Harriet the Spy

Based on Louise Fitzhugh's best-selling novel, Harriet the Spy is a sweet-natured morality tale about a precocious girl who, aspiring to become a writer, spends most of her time spying on and recording her observations of her parents, neighbors, and friends. Bronwen Hughes' feature directorial debut is not as bitingly nasty or humorous as the current indie hit Welcome to the Dollhouse, but it's also no as cute or cuddly as The Baby-sitter's Club, two recent films which revolve around an adolescent girl. Commercial appeal will be somewhat restricted by the fact that there aren't many boys in the story, but Paramount can still expect solid results in a summer that so far has been marked by a paucity of children and family fare.

Harriet M. Welsch (Michelle Trachtenberg) is a fearlessly bright sixth-grader determined to be a famous writer when she grows up. As a head start on her future career, Ole Golly (Rosie O'Donnell), Harriet's shrewd companion and mentor, advises her to write down everything that interests her. Harriet takes the advice fully to her heart and scribes into her secret spy notebook candid–and often not-so-candid–tales about her neighbors and classmates.

Detached from her stuffy yuppie parents (J. Smith-Cameron and Robert Joy), Harriet forms a clique of outcasts with her two best friends, Janie (Vanessa Lee Chester), a black girl living with her single mom and obsessed with all kinds of lab experiments, and Sport (Gregory Smith), a product of a broken family who takes care of his poor father.

A moral crisis occurs, when Harriet's classmates find her notebook and read its scandalous contents out loud, which includes offensive assertions about her two buddies, who were totally unaware they were part of her journal. As a result, the tables turn and a vicious retaliation campaign, conducted by all of Harriet's classmates, finds her humiliatingly rejected and totally isolated.

Adapting to the screen Fitzhugh's much-loved 1964 novel, Petrie and Rebeck have taken a number of important steps. To make the tale more timeless and universal, the setting is changed from New York in the early l960s to Any City, U.S.A.; shot in Toronto (and Florida), the context defies any recognizability. More appropriate is the change of the grocery store owners from Italian-American (in the book) to Koreans. Scripters keep a tight look on Harriet, providing along the way some poignant commentary on an independently-minded girl, whose thirst for adventure and “special” way at looking at the world make her an outsider par excellence, with all the pain and loneliness involved.

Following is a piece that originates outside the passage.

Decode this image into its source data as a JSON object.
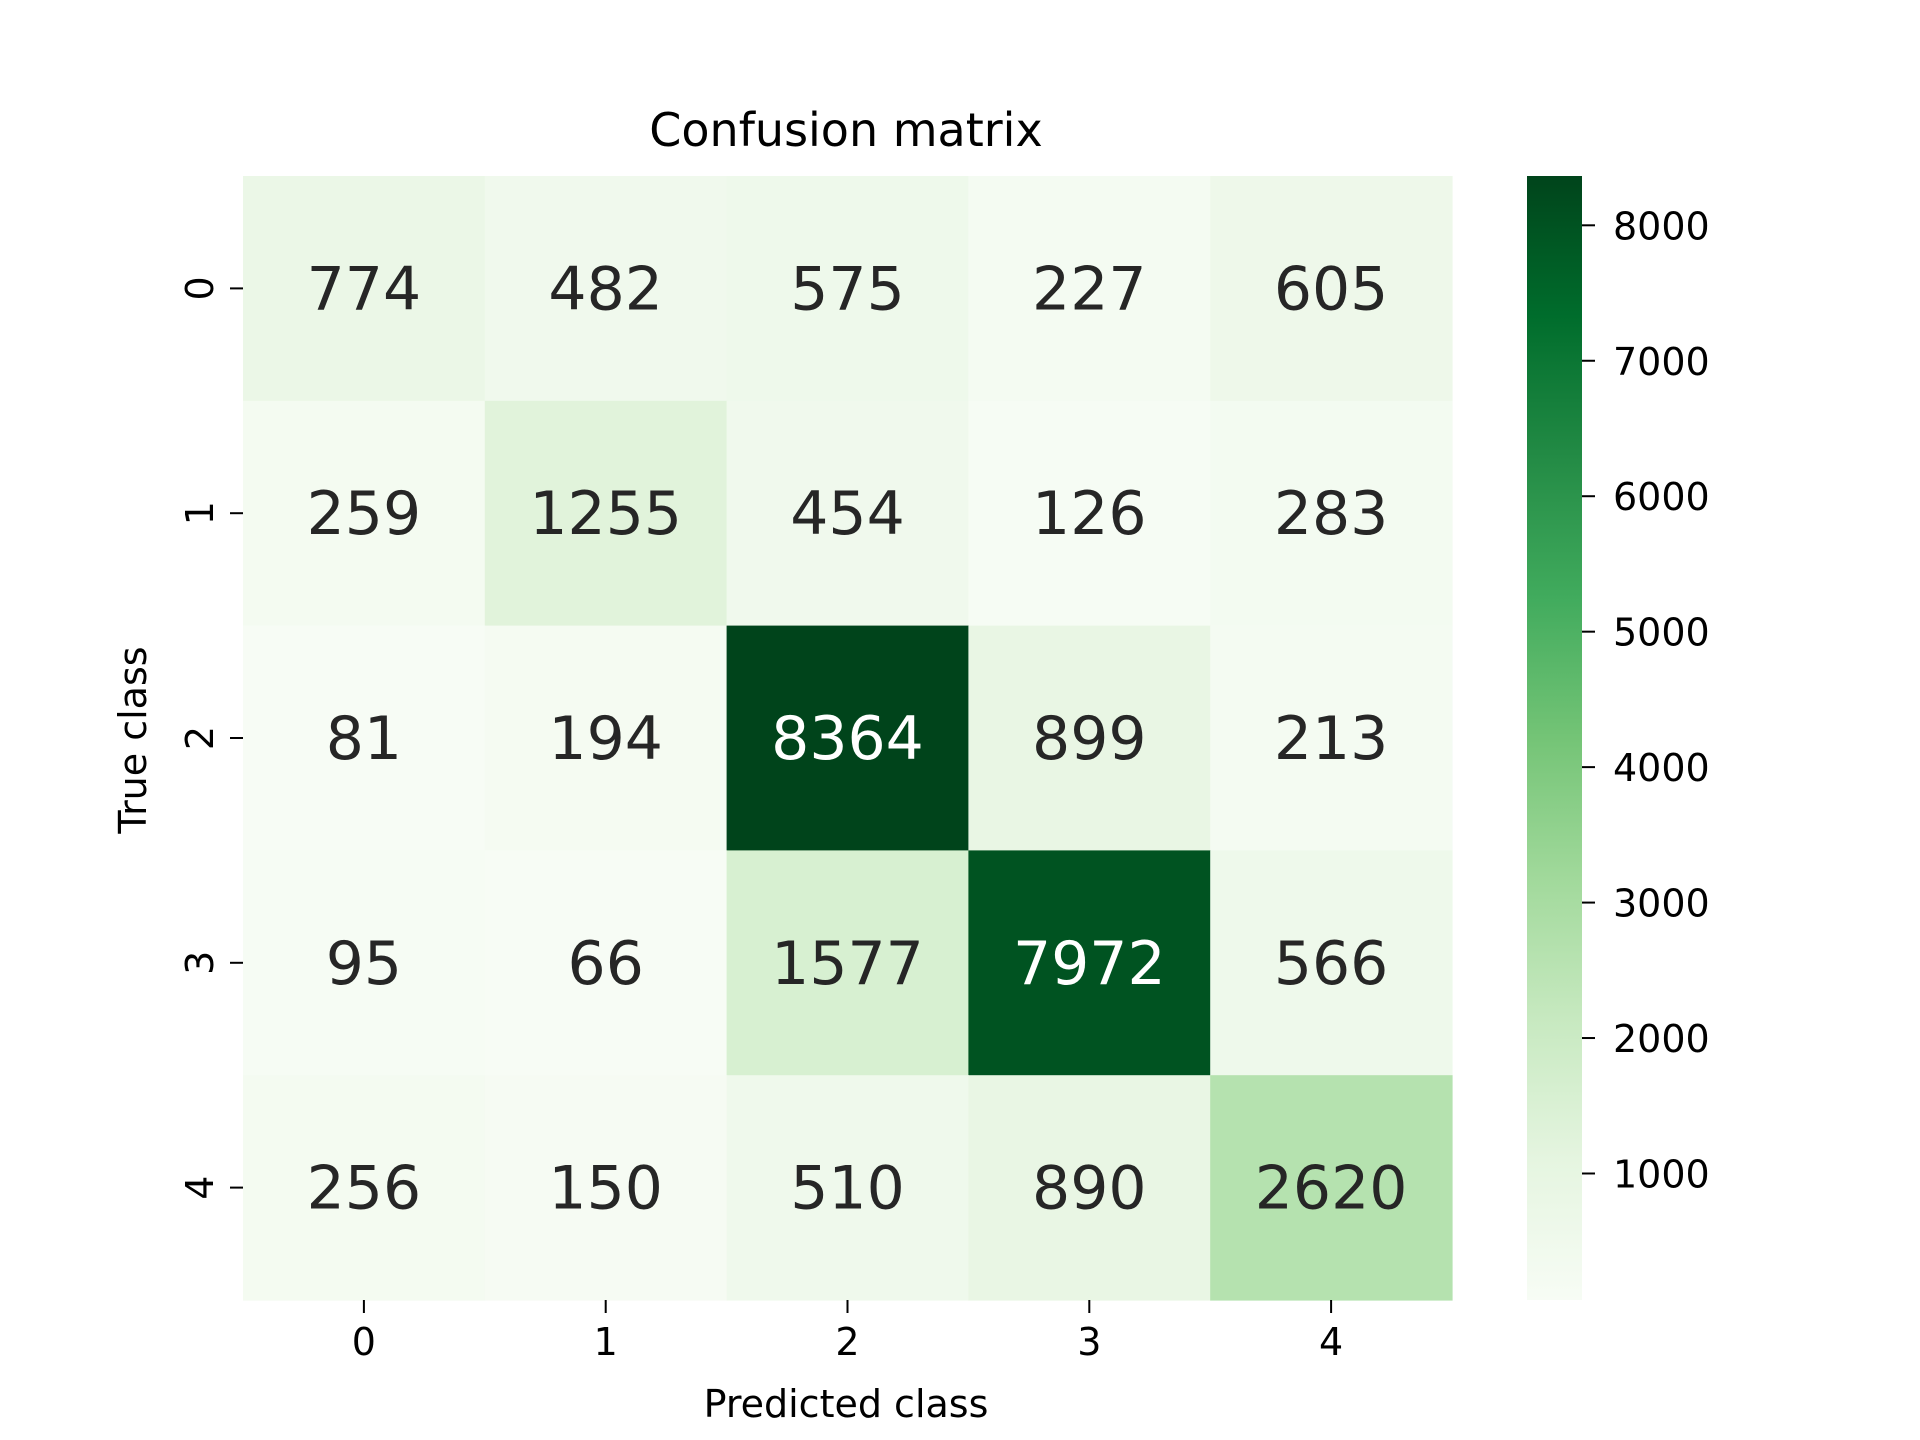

Helmer Hughes, whose background is in commercials and music videos, gives the yarn a vibrant rhythm and a bold visual look. Under her energetic direction, the tale remains moralistic and inspirational without being overly sappy or sentimental, which is often the problem of such fare.

Making her bigscreen acting debut, Trachtenberg is fresh and natural, embodying her demanding role (she's in almost every scene) with the necessary vivacious spark but also vulnerability. Her interactions with O'Donnell, who lends her role the right balance of eccentricity and maturity, are particularly enjoyable; when O'Donnell quits the story, her presence is very much missed. It's also fun to see the still beautiful Ertha Kitt in the cameo role of a flamboyantly dressed and behaved neighbor. As expected, however, thesps cast as representatives of the adult world (Harriet's parents, teacher, psychologist) are stuck with standard-issue, caricaturistic roles.

There are strong contributions from lenser Francis Kenny, designer Lester Cohen, and costumer Donna Zakowska. It's probably no coincidence that Harriet the Spy boasts the same dynamic tempo that Clueless had, for both were edited by Debra Chiate. Whenever the yarn begins to sag, due to the material's inherently pedagogic nature, Chiate comes up with a snappy device that places the film back on the right–and fast–lane.